A Neutral Zone Classifier for Three Classes with an Application to Text Mining
Conference
64th ISI World Statistics Congress
Format: IPS Abstract
Keywords: classification, text analysis
Session: IPS 421 - Data Science in Statistics: methodological and applied issues
Thursday 20 July 10 a.m. - noon (Canada/Eastern)
Abstract
A classifier may be limited by its conditional misclassification rates more than by the achievable overall misclassification rate. In the case that one or more of the misclassification rates are high a neutral zone may be introduced to lower, and possibly balance, conditional misclassification rates. In this talk we discuss a novel neutral zone for classifiers for three classes and examine some of its properties.
Our application is around the analysis of student evaluations of teaching. While the use of numerical Likert Scale response data has been fervently discussed in the literature, comparatively little attention has been given to how written comments could be used to provide a fuller story of student satisfaction.

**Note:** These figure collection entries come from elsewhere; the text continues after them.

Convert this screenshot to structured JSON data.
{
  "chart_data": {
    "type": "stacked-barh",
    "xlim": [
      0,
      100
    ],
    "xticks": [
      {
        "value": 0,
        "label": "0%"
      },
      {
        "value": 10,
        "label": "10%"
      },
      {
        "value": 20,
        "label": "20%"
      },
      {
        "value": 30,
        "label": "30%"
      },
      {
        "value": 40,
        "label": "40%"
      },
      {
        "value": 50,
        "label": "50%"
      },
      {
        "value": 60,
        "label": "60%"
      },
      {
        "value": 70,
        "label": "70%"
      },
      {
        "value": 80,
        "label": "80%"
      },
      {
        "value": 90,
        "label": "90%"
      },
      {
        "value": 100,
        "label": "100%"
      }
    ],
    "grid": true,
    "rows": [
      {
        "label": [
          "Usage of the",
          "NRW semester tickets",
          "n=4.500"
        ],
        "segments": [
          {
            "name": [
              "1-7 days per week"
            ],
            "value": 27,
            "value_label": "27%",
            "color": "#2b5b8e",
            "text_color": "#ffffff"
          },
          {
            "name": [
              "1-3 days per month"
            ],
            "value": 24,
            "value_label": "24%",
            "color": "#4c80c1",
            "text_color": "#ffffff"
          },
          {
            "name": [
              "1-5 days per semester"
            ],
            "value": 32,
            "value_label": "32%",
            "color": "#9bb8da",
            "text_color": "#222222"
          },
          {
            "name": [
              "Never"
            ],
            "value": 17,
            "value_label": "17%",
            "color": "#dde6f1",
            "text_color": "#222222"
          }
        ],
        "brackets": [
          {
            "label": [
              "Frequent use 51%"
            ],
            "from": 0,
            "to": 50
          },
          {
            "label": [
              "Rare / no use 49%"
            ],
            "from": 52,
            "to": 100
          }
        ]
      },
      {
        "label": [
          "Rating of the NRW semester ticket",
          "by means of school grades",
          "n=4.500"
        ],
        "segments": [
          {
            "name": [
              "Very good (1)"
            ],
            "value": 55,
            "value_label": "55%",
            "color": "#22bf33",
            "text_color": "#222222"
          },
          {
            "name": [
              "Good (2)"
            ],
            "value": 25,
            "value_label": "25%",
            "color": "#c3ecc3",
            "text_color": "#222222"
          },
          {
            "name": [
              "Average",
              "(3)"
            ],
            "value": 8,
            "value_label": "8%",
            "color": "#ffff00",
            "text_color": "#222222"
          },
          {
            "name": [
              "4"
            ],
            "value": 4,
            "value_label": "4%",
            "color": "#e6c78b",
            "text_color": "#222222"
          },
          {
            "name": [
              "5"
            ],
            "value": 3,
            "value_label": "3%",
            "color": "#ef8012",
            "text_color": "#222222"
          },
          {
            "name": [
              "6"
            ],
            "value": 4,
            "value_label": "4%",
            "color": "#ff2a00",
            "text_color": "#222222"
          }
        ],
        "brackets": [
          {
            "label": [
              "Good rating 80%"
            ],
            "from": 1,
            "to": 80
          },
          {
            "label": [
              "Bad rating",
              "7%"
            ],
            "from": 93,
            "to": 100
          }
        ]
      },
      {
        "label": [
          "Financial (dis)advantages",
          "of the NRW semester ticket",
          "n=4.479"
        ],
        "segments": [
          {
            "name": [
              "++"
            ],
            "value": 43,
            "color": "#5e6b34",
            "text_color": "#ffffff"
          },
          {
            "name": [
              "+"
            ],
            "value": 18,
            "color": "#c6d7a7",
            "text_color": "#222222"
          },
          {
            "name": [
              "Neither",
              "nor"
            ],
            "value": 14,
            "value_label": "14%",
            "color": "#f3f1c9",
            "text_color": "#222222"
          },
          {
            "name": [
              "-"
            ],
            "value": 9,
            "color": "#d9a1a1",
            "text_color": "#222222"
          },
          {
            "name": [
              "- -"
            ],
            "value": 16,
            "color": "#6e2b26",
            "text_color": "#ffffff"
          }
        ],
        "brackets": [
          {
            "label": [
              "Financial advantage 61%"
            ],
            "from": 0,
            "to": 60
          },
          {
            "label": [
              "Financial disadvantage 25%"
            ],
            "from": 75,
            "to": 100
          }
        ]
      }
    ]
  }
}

We show how our neutral zone classifier can work in this setting by labeling the individual comments as reflecting a positive, mixed, or negative overall experience in the class, and then adopting a neutral zone for comments where the evidence for one of the three labels is not sufficiently strong. The proportions of comments within a given course that are positive, mixed, or negative can then be determined as a summary statistic for what could otherwise be a large corpus of text comments that might not be read. In addition, we analyze the distributions of comments that are positive/mixed/negative across gender and ethnicity groups to examine any potential differences that might parallel differences that have been found in the analyses of the numerical Likert Scale questions.